Can you see why I'm annoyed?

> +
> +		/*
> +		 * The vCPU can't have more counters than the PMU hardware
> +		 * implements. Ignore this error to maintain compatibility
> +		 * with the existing KVM behavior.
> +		 */
> +		if (new_n <= pmcr_n_limit)

Isn't this the only thing that actually matters?

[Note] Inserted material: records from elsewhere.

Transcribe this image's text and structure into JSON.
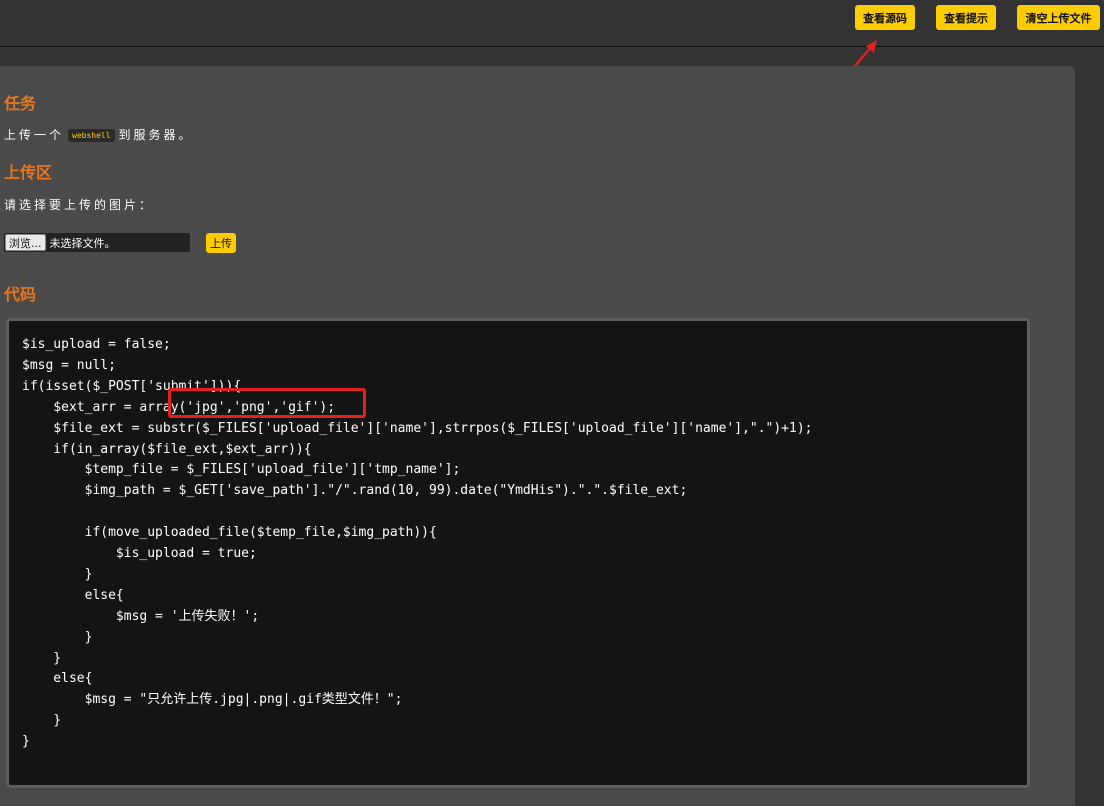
{
  "toolbar": {
    "view_source_label": "查看源码",
    "view_hint_label": "查看提示",
    "clear_uploads_label": "清空上传文件"
  },
  "task": {
    "heading": "任务",
    "text_before": "上传一个",
    "inline_code": "webshell",
    "text_after": "到服务器。"
  },
  "upload": {
    "heading": "上传区",
    "prompt": "请选择要上传的图片：",
    "browse_label": "浏览...",
    "file_status": "未选择文件。",
    "submit_label": "上传"
  },
  "code": {
    "heading": "代码",
    "lines": [
      "$is_upload = false;",
      "$msg = null;",
      "if(isset($_POST['submit'])){",
      "    $ext_arr = array('jpg','png','gif');",
      "    $file_ext = substr($_FILES['upload_file']['name'],strrpos($_FILES['upload_file']['name'],\".\")+1);",
      "    if(in_array($file_ext,$ext_arr)){",
      "        $temp_file = $_FILES['upload_file']['tmp_name'];",
      "        $img_path = $_GET['save_path'].\"/\".rand(10, 99).date(\"YmdHis\").\".\".$file_ext;",
      "",
      "        if(move_uploaded_file($temp_file,$img_path)){",
      "            $is_upload = true;",
      "        }",
      "        else{",
      "            $msg = '上传失败！';",
      "        }",
      "    }",
      "    else{",
      "        $msg = \"只允许上传.jpg|.png|.gif类型文件！\";",
      "    }",
      "}"
    ]
  },
  "colors": {
    "accent": "#ffcc00",
    "heading": "#e8761c",
    "annotation": "#e32020"
  }
}
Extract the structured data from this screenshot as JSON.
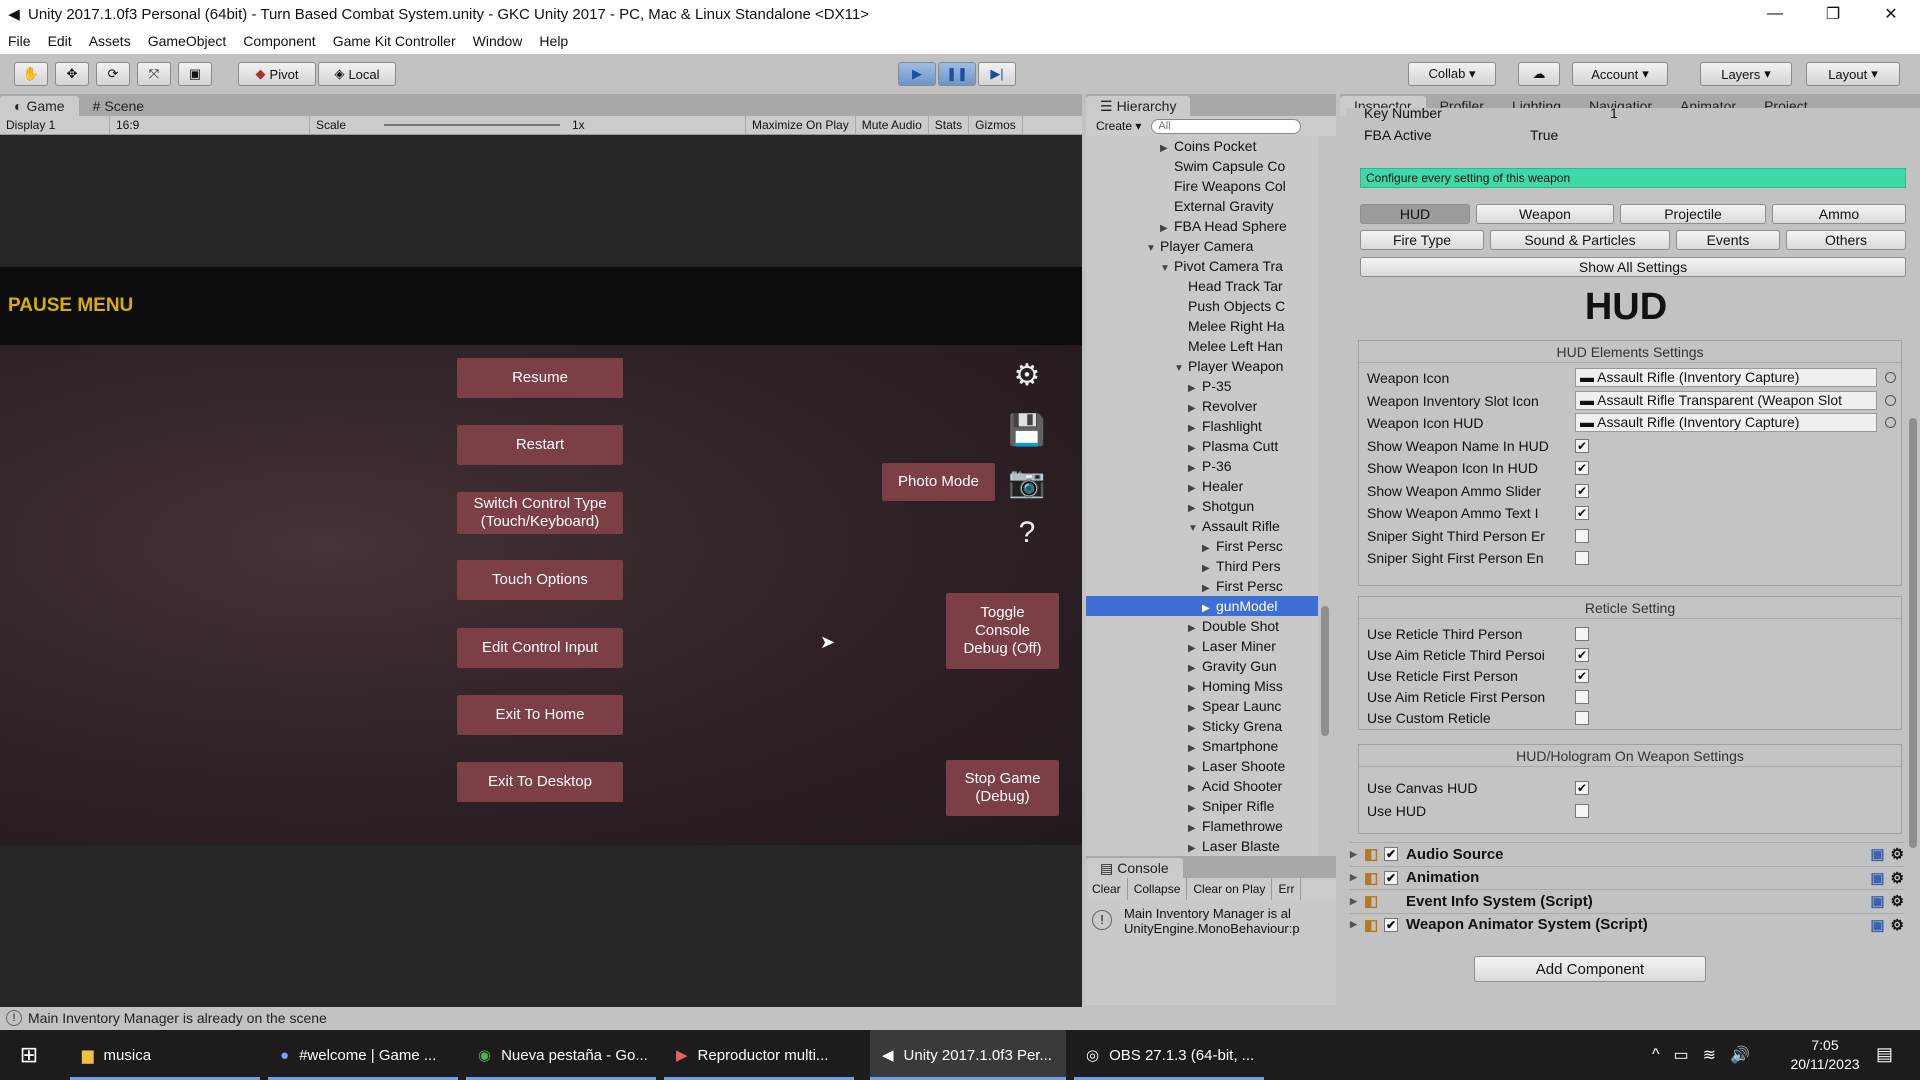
{
  "window": {
    "title": "Unity 2017.1.0f3 Personal (64bit) - Turn Based Combat System.unity - GKC Unity 2017 - PC, Mac & Linux Standalone <DX11>",
    "minimize": "—",
    "maximize": "❐",
    "close": "✕"
  },
  "menu": [
    "File",
    "Edit",
    "Assets",
    "GameObject",
    "Component",
    "Game Kit Controller",
    "Window",
    "Help"
  ],
  "toolbar": {
    "pivot": "Pivot",
    "local": "Local",
    "collab": "Collab ▾",
    "account": "Account",
    "layers": "Layers",
    "layout": "Layout"
  },
  "game": {
    "tabs": {
      "game": "Game",
      "scene": "Scene"
    },
    "display": "Display 1",
    "aspect": "16:9",
    "scale_label": "Scale",
    "scale_value": "1x",
    "maximize_on_play": "Maximize On Play",
    "mute_audio": "Mute Audio",
    "stats": "Stats",
    "gizmos": "Gizmos",
    "pause_title": "PAUSE MENU",
    "buttons": {
      "resume": "Resume",
      "restart": "Restart",
      "switch_control_1": "Switch Control Type",
      "switch_control_2": "(Touch/Keyboard)",
      "touch_options": "Touch Options",
      "edit_control_input": "Edit Control Input",
      "exit_home": "Exit To Home",
      "exit_desktop": "Exit To Desktop",
      "photo_mode": "Photo Mode",
      "toggle_console_1": "Toggle",
      "toggle_console_2": "Console",
      "toggle_console_3": "Debug (Off)",
      "stop_game_1": "Stop Game",
      "stop_game_2": "(Debug)"
    }
  },
  "hierarchy": {
    "tab": "Hierarchy",
    "create": "Create ▾",
    "search_placeholder": "All",
    "rows": [
      {
        "label": "Coins Pocket",
        "arrow": "▶",
        "depth": 5
      },
      {
        "label": "Swim Capsule Co",
        "arrow": "",
        "depth": 5
      },
      {
        "label": "Fire Weapons Col",
        "arrow": "",
        "depth": 5
      },
      {
        "label": "External Gravity",
        "arrow": "",
        "depth": 5
      },
      {
        "label": "FBA Head Sphere",
        "arrow": "▶",
        "depth": 5
      },
      {
        "label": "Player Camera",
        "arrow": "▼",
        "depth": 4
      },
      {
        "label": "Pivot Camera Tra",
        "arrow": "▼",
        "depth": 5
      },
      {
        "label": "Head Track Tar",
        "arrow": "",
        "depth": 6
      },
      {
        "label": "Push Objects C",
        "arrow": "",
        "depth": 6
      },
      {
        "label": "Melee Right Ha",
        "arrow": "",
        "depth": 6
      },
      {
        "label": "Melee Left Han",
        "arrow": "",
        "depth": 6
      },
      {
        "label": "Player Weapon",
        "arrow": "▼",
        "depth": 6
      },
      {
        "label": "P-35",
        "arrow": "▶",
        "depth": 7
      },
      {
        "label": "Revolver",
        "arrow": "▶",
        "depth": 7
      },
      {
        "label": "Flashlight",
        "arrow": "▶",
        "depth": 7
      },
      {
        "label": "Plasma Cutt",
        "arrow": "▶",
        "depth": 7
      },
      {
        "label": "P-36",
        "arrow": "▶",
        "depth": 7
      },
      {
        "label": "Healer",
        "arrow": "▶",
        "depth": 7
      },
      {
        "label": "Shotgun",
        "arrow": "▶",
        "depth": 7
      },
      {
        "label": "Assault Rifle",
        "arrow": "▼",
        "depth": 7
      },
      {
        "label": "First Persc",
        "arrow": "▶",
        "depth": 8
      },
      {
        "label": "Third Pers",
        "arrow": "▶",
        "depth": 8
      },
      {
        "label": "First Persc",
        "arrow": "▶",
        "depth": 8
      },
      {
        "label": "gunModel",
        "arrow": "▶",
        "depth": 8,
        "selected": true
      },
      {
        "label": "Double Shot",
        "arrow": "▶",
        "depth": 7
      },
      {
        "label": "Laser Miner",
        "arrow": "▶",
        "depth": 7
      },
      {
        "label": "Gravity Gun",
        "arrow": "▶",
        "depth": 7
      },
      {
        "label": "Homing Miss",
        "arrow": "▶",
        "depth": 7
      },
      {
        "label": "Spear Launc",
        "arrow": "▶",
        "depth": 7
      },
      {
        "label": "Sticky Grena",
        "arrow": "▶",
        "depth": 7
      },
      {
        "label": "Smartphone",
        "arrow": "▶",
        "depth": 7
      },
      {
        "label": "Laser Shoote",
        "arrow": "▶",
        "depth": 7
      },
      {
        "label": "Acid Shooter",
        "arrow": "▶",
        "depth": 7
      },
      {
        "label": "Sniper Rifle",
        "arrow": "▶",
        "depth": 7
      },
      {
        "label": "Flamethrowe",
        "arrow": "▶",
        "depth": 7
      },
      {
        "label": "Laser Blaste",
        "arrow": "▶",
        "depth": 7
      }
    ]
  },
  "console": {
    "tab": "Console",
    "clear": "Clear",
    "collapse": "Collapse",
    "clear_on_play": "Clear on Play",
    "error_pause": "Err",
    "line1": "Main Inventory Manager is al",
    "line2": "UnityEngine.MonoBehaviour:p"
  },
  "inspector": {
    "tabs": [
      "Inspector",
      "Profiler",
      "Lighting",
      "Navigatior",
      "Animator",
      "Project"
    ],
    "key_number_label": "Key Number",
    "key_number_value": "1",
    "fba_active_label": "FBA Active",
    "fba_active_value": "True",
    "configure_banner": "Configure every setting of this weapon",
    "row1": [
      "HUD",
      "Weapon",
      "Projectile",
      "Ammo"
    ],
    "row2": [
      "Fire Type",
      "Sound & Particles",
      "Events",
      "Others"
    ],
    "show_all": "Show All Settings",
    "hud_heading": "HUD",
    "hud_elements_title": "HUD Elements Settings",
    "hud_elements": [
      {
        "label": "Weapon Icon",
        "type": "object",
        "value": "Assault Rifle (Inventory Capture)"
      },
      {
        "label": "Weapon Inventory Slot Icon",
        "type": "object",
        "value": "Assault Rifle Transparent (Weapon Slot"
      },
      {
        "label": "Weapon Icon HUD",
        "type": "object",
        "value": "Assault Rifle (Inventory Capture)"
      },
      {
        "label": "Show Weapon Name In HUD",
        "type": "check",
        "checked": true
      },
      {
        "label": "Show Weapon Icon In HUD",
        "type": "check",
        "checked": true
      },
      {
        "label": "Show Weapon Ammo Slider",
        "type": "check",
        "checked": true
      },
      {
        "label": "Show Weapon Ammo Text I",
        "type": "check",
        "checked": true
      },
      {
        "label": "Sniper Sight Third Person Er",
        "type": "check",
        "checked": false
      },
      {
        "label": "Sniper Sight First Person En",
        "type": "check",
        "checked": false
      }
    ],
    "reticle_title": "Reticle Setting",
    "reticle": [
      {
        "label": "Use Reticle Third Person",
        "checked": false
      },
      {
        "label": "Use Aim Reticle Third Persoi",
        "checked": true
      },
      {
        "label": "Use Reticle First Person",
        "checked": true
      },
      {
        "label": "Use Aim Reticle First Person",
        "checked": false
      },
      {
        "label": "Use Custom Reticle",
        "checked": false
      }
    ],
    "hologram_title": "HUD/Hologram On Weapon Settings",
    "hologram": [
      {
        "label": "Use Canvas HUD",
        "checked": true
      },
      {
        "label": "Use HUD",
        "checked": false
      }
    ],
    "components": [
      {
        "name": "Audio Source",
        "enabled": true
      },
      {
        "name": "Animation",
        "enabled": true
      },
      {
        "name": "Event Info System (Script)",
        "enabled": null
      },
      {
        "name": "Weapon Animator System (Script)",
        "enabled": true
      }
    ],
    "add_component": "Add Component"
  },
  "status": {
    "message": "Main Inventory Manager is already on the scene"
  },
  "taskbar": {
    "items": [
      "musica",
      "#welcome | Game ...",
      "Nueva pestaña - Go...",
      "Reproductor multi...",
      "Unity 2017.1.0f3 Per...",
      "OBS 27.1.3 (64-bit, ..."
    ],
    "time": "7:05",
    "date": "20/11/2023"
  },
  "colors": {
    "pause_title": "#d6b000",
    "game_button": "#7d3f46",
    "banner": "#3fd8a8",
    "selection": "#3d6fd4"
  }
}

> +			kvm->arch.pmcr_n = new_n;
> +	}
> +	mutex_unlock(&kvm->arch.config_lock);
> +
> +	/*
> +	 * Ignore writes to RES0 bits, read only bits that are cleared on
> +	 * vCPU reset, and writable bits that KVM doesn't support yet.
> +	 * (i.e. only PMCR.N and bits [7:0] are mutable from userspace)
> +	 * The LP bit is RES0 when FEAT_PMUv3p5 is not supported on the vCPU.
> +	 * But, we leave the bit as it is here, as the vCPU's PMUver might
> +	 * be changed later (NOTE: the bit will be cleared on first vCPU run
> +	 * if necessary).
> +	 */
> +	mutable_mask = (ARMV8_PMU_PMCR_MASK |
> +			(ARMV8_PMU_PMCR_N_MASK << ARMV8_PMU_PMCR_N_SHIFT));

Why is N part of the 'mutable' mask? The only bits that should make it
into the register are ARMV8_PMU_PMCR_MASK.

> +	val &= mutable_mask;
> +	val |= (__vcpu_sys_reg(vcpu, r->reg) & ~mutable_mask);
> +
> +	/* The LC bit is RES1 when AArch32 is not supported */
> +	if (!kvm_supports_32bit_el0())
> +		val |= ARMV8_PMU_PMCR_LC;
> +
> +	__vcpu_sys_reg(vcpu, r->reg) = val;
> +	return 0;

I think this should be rewritten as:

	val &= ARMV8_PMU_PMCR_MASK;
	/* The LC bit is RES1 when AArch32 is not supported */
	if (!kvm_supports_32bit_el0())
		val |= ARMV8_PMU_PMCR_LC;

	__vcpu_sys_reg(vcpu, r->reg) = val;
	return 0;

And that's it. Drop this 'mutable_mask' nonsense, as we should be
getting the correct value (merge of the per-vcpu register and VM-wide
N) since patch 4.

	M.

-- 
Without deviation from the norm, progress is not possible.